Professor Peter Hill, consultant in child and adolescent psychiatry at Great Ormond Street Hospital for children and an international expert on ADHD, said: "I don't think there is any doubt at all that in medical terms methylphenidate is an effective way of squashing the symptoms. The extraordinary thing is how effective stimulants are at dealing with them."

Professor Hill, who advised the institute on the guidelines, said the condition could have a devastating effect on families but doctors had a responsibility to ensure they were acting for the children and not colluding with parents and teachers.

"Kids with the condition often live their lives to the soundtrack of continuous criticism because they misbehave and are constantly told off," he said. "The child then starts to suffer low self-esteem and is less likely to respond to help and learn techniques to deal with the condition. If you can get a handle on that you can halt the damage and reverse it."

However, Professor Hill said psychological treatments, including measures such as anger management and educational therapy, should be the first line of treatment, a recommendation omitted from the institute's guidance which says treatment "could, but does not need to, include specific psychological treatments".

In the United States, where a broader definition of the condition is used, 4 to 6 per cent of the school population are estimated to be sufferers and drug treatment is widespread. "The idea that you have got one child in 25 needing treatment [in the US] is a bit alarming," Professor Hill said.

* A drug cocktail that could save the lives of thousands with hepatitis C - a virus that threatens to kill more people than Aids - was approved yesterday by the institute. Up to 400,000 people are estimated to be infected by the hepatitis C virus which is spread by blood-to-blood contact and, rarely, through sex. Although symptoms are mild or non-existent in the early stages, 85 per cent become chronically infected and up to one in three of those is expected to develop cirrhosis of the liver in 20 to 30 years.

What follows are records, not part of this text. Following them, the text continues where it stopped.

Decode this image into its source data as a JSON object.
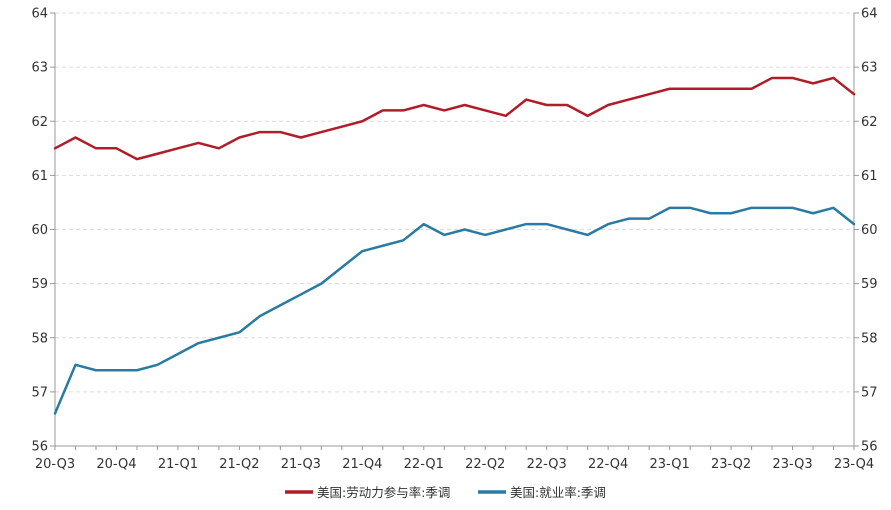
{
  "chart_data": {
    "type": "line",
    "title": "",
    "xlabel": "",
    "ylabel": "",
    "ylim": [
      56,
      64
    ],
    "ylim_right": [
      56,
      64
    ],
    "y_ticks": [
      "56",
      "57",
      "58",
      "59",
      "60",
      "61",
      "62",
      "63",
      "64"
    ],
    "x_tick_labels": [
      "20-Q3",
      "20-Q4",
      "21-Q1",
      "21-Q2",
      "21-Q3",
      "21-Q4",
      "22-Q1",
      "22-Q2",
      "22-Q3",
      "22-Q4",
      "23-Q1",
      "23-Q2",
      "23-Q3",
      "23-Q4"
    ],
    "grid": "horizontal dashed",
    "legend_position": "bottom-center",
    "series": [
      {
        "name": "美国:劳动力参与率:季调",
        "color": "#b01c28",
        "values": [
          61.5,
          61.7,
          61.5,
          61.5,
          61.3,
          61.4,
          61.5,
          61.6,
          61.5,
          61.7,
          61.8,
          61.8,
          61.7,
          61.8,
          61.9,
          62.0,
          62.2,
          62.2,
          62.3,
          62.2,
          62.3,
          62.2,
          62.1,
          62.4,
          62.3,
          62.3,
          62.1,
          62.3,
          62.4,
          62.5,
          62.6,
          62.6,
          62.6,
          62.6,
          62.6,
          62.8,
          62.8,
          62.7,
          62.8,
          62.5
        ]
      },
      {
        "name": "美国:就业率:季调",
        "color": "#2a7ba3",
        "values": [
          56.6,
          57.5,
          57.4,
          57.4,
          57.4,
          57.5,
          57.7,
          57.9,
          58.0,
          58.1,
          58.4,
          58.6,
          58.8,
          59.0,
          59.3,
          59.6,
          59.7,
          59.8,
          60.1,
          59.9,
          60.0,
          59.9,
          60.0,
          60.1,
          60.1,
          60.0,
          59.9,
          60.1,
          60.2,
          60.2,
          60.4,
          60.4,
          60.3,
          60.3,
          60.4,
          60.4,
          60.4,
          60.3,
          60.4,
          60.1
        ]
      }
    ]
  }
}
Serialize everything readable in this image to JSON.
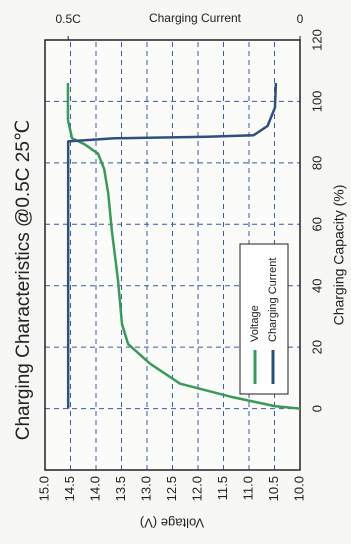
{
  "chart_data": {
    "type": "line",
    "title": "Charging Characteristics @0.5C 25℃",
    "xlabel": "Charging Capacity (%)",
    "ylabel": "Voltage (V)",
    "y2label": "Charging Current",
    "xlim": [
      -20,
      120
    ],
    "xticks": [
      0,
      20,
      40,
      60,
      80,
      100,
      120
    ],
    "ylim": [
      10,
      15
    ],
    "yticks": [
      {
        "value": 10,
        "label": "10.0"
      },
      10.5,
      {
        "value": 11,
        "label": "11.0"
      },
      11.5,
      {
        "value": 12,
        "label": "12.0"
      },
      12.5,
      {
        "value": 13,
        "label": "13.0"
      },
      13.5,
      {
        "value": 14,
        "label": "14.0"
      },
      14.5,
      {
        "value": 15,
        "label": "15.0"
      }
    ],
    "y2lim": [
      0,
      0.55
    ],
    "y2ticks": [
      0,
      {
        "value": 0.5,
        "label": "0.5C"
      }
    ],
    "grid": true,
    "legend": "lower left",
    "series": [
      {
        "name": "Voltage",
        "color": "#3a9a5a",
        "x": [
          0,
          0.8,
          3.9,
          8.1,
          14.6,
          21,
          27.5,
          42,
          58,
          70,
          78,
          83,
          86,
          88,
          94,
          106
        ],
        "values": [
          10.0,
          10.5,
          11.37,
          12.35,
          12.94,
          13.37,
          13.49,
          13.57,
          13.69,
          13.76,
          13.84,
          13.96,
          14.22,
          14.47,
          14.55,
          14.55
        ]
      },
      {
        "name": "Charging Current",
        "color": "#2f4f7f",
        "axis": "y2",
        "x": [
          0,
          87,
          88,
          88.5,
          89,
          92,
          98,
          106
        ],
        "values": [
          0.5,
          0.5,
          0.4,
          0.2,
          0.1,
          0.07,
          0.054,
          0.052
        ]
      }
    ]
  }
}
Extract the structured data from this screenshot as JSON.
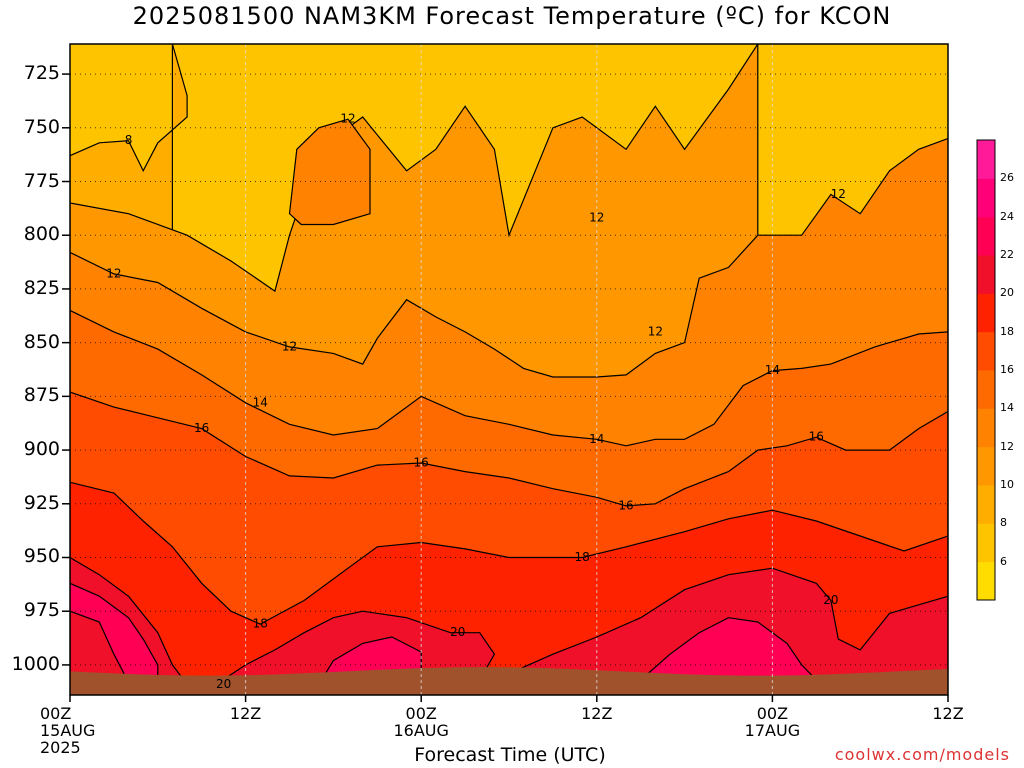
{
  "title": "2025081500 NAM3KM Forecast Temperature (ºC) for KCON",
  "credit": "coolwx.com/models",
  "chart_data": {
    "type": "heatmap",
    "title": "2025081500 NAM3KM Forecast Temperature (ºC) for KCON",
    "xlabel": "Forecast Time (UTC)",
    "ylabel": "",
    "x_ticks": [
      {
        "label": "00Z",
        "sub": [
          "15AUG",
          "2025"
        ],
        "hour": 0
      },
      {
        "label": "12Z",
        "sub": [],
        "hour": 12
      },
      {
        "label": "00Z",
        "sub": [
          "16AUG"
        ],
        "hour": 24
      },
      {
        "label": "12Z",
        "sub": [],
        "hour": 36
      },
      {
        "label": "00Z",
        "sub": [
          "17AUG"
        ],
        "hour": 48
      },
      {
        "label": "12Z",
        "sub": [],
        "hour": 60
      }
    ],
    "xlim": [
      0,
      60
    ],
    "y_ticks": [
      725,
      750,
      775,
      800,
      825,
      850,
      875,
      900,
      925,
      950,
      975,
      1000
    ],
    "ylim": [
      711,
      1014
    ],
    "colorbar": {
      "ticks": [
        6,
        8,
        10,
        12,
        14,
        16,
        18,
        20,
        22,
        24,
        26
      ],
      "range": [
        4,
        28
      ],
      "colors": [
        "#ffdd00",
        "#ffc400",
        "#ffae00",
        "#ff9800",
        "#ff8200",
        "#ff6a00",
        "#ff4c00",
        "#ff2200",
        "#f0102a",
        "#ff0055",
        "#ff0078",
        "#ff1a9a"
      ]
    },
    "ground_color": "#a0522d",
    "contour_labels": [
      {
        "value": 8,
        "hour": 4.0,
        "p": 756
      },
      {
        "value": 12,
        "hour": 3.0,
        "p": 818
      },
      {
        "value": 12,
        "hour": 19.0,
        "p": 746
      },
      {
        "value": 12,
        "hour": 15.0,
        "p": 852
      },
      {
        "value": 12,
        "hour": 36.0,
        "p": 792
      },
      {
        "value": 12,
        "hour": 40.0,
        "p": 845
      },
      {
        "value": 12,
        "hour": 52.5,
        "p": 781
      },
      {
        "value": 14,
        "hour": 13.0,
        "p": 878
      },
      {
        "value": 14,
        "hour": 36.0,
        "p": 895
      },
      {
        "value": 14,
        "hour": 48.0,
        "p": 863
      },
      {
        "value": 16,
        "hour": 9.0,
        "p": 890
      },
      {
        "value": 16,
        "hour": 24.0,
        "p": 906
      },
      {
        "value": 16,
        "hour": 38.0,
        "p": 926
      },
      {
        "value": 16,
        "hour": 51.0,
        "p": 894
      },
      {
        "value": 18,
        "hour": 13.0,
        "p": 981
      },
      {
        "value": 18,
        "hour": 35.0,
        "p": 950
      },
      {
        "value": 20,
        "hour": 26.5,
        "p": 985
      },
      {
        "value": 20,
        "hour": 52.0,
        "p": 970
      },
      {
        "value": 20,
        "hour": 10.5,
        "p": 1009
      }
    ],
    "isotherms": [
      {
        "value": 8,
        "points": [
          [
            0,
            763
          ],
          [
            2,
            757
          ],
          [
            4,
            756
          ],
          [
            5,
            770
          ],
          [
            6,
            757
          ],
          [
            8,
            745
          ],
          [
            8,
            735
          ],
          [
            7,
            711
          ]
        ],
        "closed": false
      },
      {
        "value": 10,
        "points": [
          [
            0,
            785
          ],
          [
            4,
            790
          ],
          [
            8,
            800
          ],
          [
            11,
            812
          ],
          [
            14,
            826
          ],
          [
            15,
            800
          ],
          [
            16,
            780
          ],
          [
            17,
            760
          ],
          [
            20,
            745
          ],
          [
            23,
            770
          ],
          [
            25,
            760
          ],
          [
            27,
            740
          ],
          [
            29,
            760
          ],
          [
            30,
            800
          ],
          [
            33,
            750
          ],
          [
            35,
            745
          ],
          [
            38,
            760
          ],
          [
            40,
            740
          ],
          [
            42,
            760
          ],
          [
            45,
            732
          ],
          [
            47,
            711
          ]
        ],
        "closed": false
      },
      {
        "value": 12,
        "points": [
          [
            0,
            808
          ],
          [
            3,
            818
          ],
          [
            6,
            822
          ],
          [
            9,
            834
          ],
          [
            12,
            845
          ],
          [
            15,
            852
          ],
          [
            18,
            855
          ],
          [
            20,
            860
          ],
          [
            21,
            848
          ],
          [
            23,
            830
          ],
          [
            25,
            838
          ],
          [
            27,
            845
          ],
          [
            29,
            853
          ],
          [
            31,
            862
          ],
          [
            33,
            866
          ],
          [
            36,
            866
          ],
          [
            38,
            865
          ],
          [
            40,
            855
          ],
          [
            42,
            850
          ],
          [
            43,
            820
          ],
          [
            45,
            815
          ],
          [
            47,
            800
          ],
          [
            50,
            800
          ],
          [
            52,
            781
          ],
          [
            54,
            790
          ],
          [
            56,
            770
          ],
          [
            58,
            760
          ],
          [
            60,
            755
          ]
        ],
        "closed": false
      },
      {
        "value": 12,
        "points": [
          [
            15,
            790
          ],
          [
            15.5,
            760
          ],
          [
            17,
            750
          ],
          [
            19,
            746
          ],
          [
            20.5,
            760
          ],
          [
            20.5,
            790
          ],
          [
            18,
            795
          ],
          [
            15.8,
            795
          ]
        ],
        "closed": true
      },
      {
        "value": 14,
        "points": [
          [
            0,
            835
          ],
          [
            3,
            845
          ],
          [
            6,
            853
          ],
          [
            9,
            865
          ],
          [
            12,
            878
          ],
          [
            15,
            888
          ],
          [
            18,
            893
          ],
          [
            21,
            890
          ],
          [
            24,
            875
          ],
          [
            27,
            884
          ],
          [
            30,
            888
          ],
          [
            33,
            893
          ],
          [
            36,
            895
          ],
          [
            38,
            898
          ],
          [
            40,
            895
          ],
          [
            42,
            895
          ],
          [
            44,
            888
          ],
          [
            46,
            870
          ],
          [
            48,
            863
          ],
          [
            50,
            862
          ],
          [
            52,
            860
          ],
          [
            55,
            852
          ],
          [
            58,
            846
          ],
          [
            60,
            845
          ]
        ],
        "closed": false
      },
      {
        "value": 16,
        "points": [
          [
            0,
            873
          ],
          [
            3,
            880
          ],
          [
            6,
            885
          ],
          [
            9,
            890
          ],
          [
            12,
            903
          ],
          [
            15,
            912
          ],
          [
            18,
            913
          ],
          [
            21,
            907
          ],
          [
            24,
            906
          ],
          [
            27,
            910
          ],
          [
            30,
            913
          ],
          [
            33,
            918
          ],
          [
            36,
            922
          ],
          [
            38,
            926
          ],
          [
            40,
            925
          ],
          [
            42,
            918
          ],
          [
            45,
            910
          ],
          [
            47,
            900
          ],
          [
            49,
            898
          ],
          [
            51,
            894
          ],
          [
            53,
            900
          ],
          [
            56,
            900
          ],
          [
            58,
            890
          ],
          [
            60,
            882
          ]
        ],
        "closed": false
      },
      {
        "value": 18,
        "points": [
          [
            0,
            915
          ],
          [
            3,
            920
          ],
          [
            5,
            933
          ],
          [
            7,
            945
          ],
          [
            9,
            962
          ],
          [
            11,
            975
          ],
          [
            13,
            981
          ],
          [
            16,
            970
          ],
          [
            19,
            955
          ],
          [
            21,
            945
          ],
          [
            24,
            943
          ],
          [
            27,
            946
          ],
          [
            30,
            950
          ],
          [
            33,
            950
          ],
          [
            35,
            950
          ],
          [
            38,
            945
          ],
          [
            42,
            938
          ],
          [
            45,
            932
          ],
          [
            48,
            928
          ],
          [
            51,
            933
          ],
          [
            54,
            940
          ],
          [
            57,
            947
          ],
          [
            60,
            940
          ]
        ],
        "closed": false
      },
      {
        "value": 20,
        "points": [
          [
            0,
            950
          ],
          [
            2,
            958
          ],
          [
            4,
            968
          ],
          [
            6,
            985
          ],
          [
            7,
            1000
          ],
          [
            8,
            1009
          ],
          [
            10,
            1009
          ],
          [
            12,
            1000
          ],
          [
            14,
            993
          ],
          [
            16,
            985
          ],
          [
            18,
            978
          ],
          [
            20,
            975
          ],
          [
            23,
            978
          ],
          [
            26,
            985
          ],
          [
            28,
            985
          ],
          [
            29,
            995
          ],
          [
            28,
            1007
          ],
          [
            30,
            1004
          ],
          [
            33,
            995
          ],
          [
            36,
            987
          ],
          [
            39,
            978
          ],
          [
            42,
            965
          ],
          [
            45,
            958
          ],
          [
            48,
            955
          ],
          [
            51,
            962
          ],
          [
            52,
            970
          ],
          [
            52.5,
            988
          ],
          [
            54,
            993
          ],
          [
            56,
            976
          ],
          [
            58,
            972
          ],
          [
            60,
            968
          ]
        ],
        "closed": false
      },
      {
        "value": 22,
        "points": [
          [
            0,
            975
          ],
          [
            2,
            980
          ],
          [
            3,
            995
          ],
          [
            4,
            1008
          ],
          [
            6,
            1008
          ],
          [
            6,
            1000
          ],
          [
            5,
            988
          ],
          [
            4,
            978
          ],
          [
            2,
            968
          ],
          [
            0,
            962
          ]
        ],
        "closed": false
      },
      {
        "value": 22,
        "points": [
          [
            17,
            1009
          ],
          [
            18,
            998
          ],
          [
            20,
            990
          ],
          [
            22,
            987
          ],
          [
            24,
            994
          ],
          [
            24,
            1009
          ]
        ],
        "closed": false
      },
      {
        "value": 22,
        "points": [
          [
            39,
            1007
          ],
          [
            41,
            995
          ],
          [
            43,
            985
          ],
          [
            45,
            978
          ],
          [
            47,
            980
          ],
          [
            49,
            990
          ],
          [
            50,
            1000
          ],
          [
            51,
            1007
          ]
        ],
        "closed": false
      }
    ]
  }
}
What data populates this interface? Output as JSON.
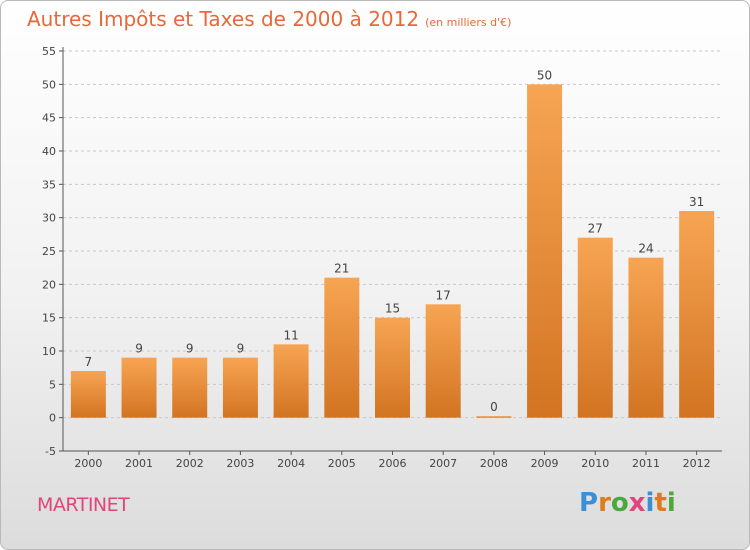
{
  "header": {
    "title": "Autres Impôts et Taxes de 2000 à 2012",
    "subtitle": "(en milliers d'€)"
  },
  "footer": {
    "commune": "MARTINET",
    "logo_letters": [
      "P",
      "r",
      "o",
      "x",
      "i",
      "t",
      "i"
    ]
  },
  "colors": {
    "title": "#e8683a",
    "commune": "#e0457b",
    "bar_top": "#f7a553",
    "bar_bottom": "#d27422",
    "logo": [
      "#3a8fd6",
      "#e07a1f",
      "#4aa83c",
      "#e0457b",
      "#3a8fd6",
      "#e07a1f",
      "#4aa83c"
    ]
  },
  "chart_data": {
    "type": "bar",
    "title": "Autres Impôts et Taxes de 2000 à 2012",
    "subtitle": "(en milliers d'€)",
    "categories": [
      "2000",
      "2001",
      "2002",
      "2003",
      "2004",
      "2005",
      "2006",
      "2007",
      "2008",
      "2009",
      "2010",
      "2011",
      "2012"
    ],
    "values": [
      7,
      9,
      9,
      9,
      11,
      21,
      15,
      17,
      0,
      50,
      27,
      24,
      31
    ],
    "xlabel": "",
    "ylabel": "",
    "ylim": [
      -5,
      55
    ],
    "yticks": [
      -5,
      0,
      5,
      10,
      15,
      20,
      25,
      30,
      35,
      40,
      45,
      50,
      55
    ],
    "grid": "horizontal dashed",
    "legend": "none"
  }
}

Many health authorities have refused to pay for the drug cocktail - a combination of interferon alpha and ribivarin - which costs about £7,000 a year. The institute's recommendation means doctors have an obligation to use it for those in need. The guidance says about 7,000 patients could benefit from the drugs, which are only of proven effectiveness in severe cases, compared with fewer than 1,000 who get them now. The cost to the NHS is put at £18m.

The drug cocktail can cure about 40 per cent of cases. But treatment involves three injections a week and has unpleasant side-effects - chiefly flu-like symptoms - which cause one in five patients to drop out. In the US, 4.5 million people are estimated to be infected.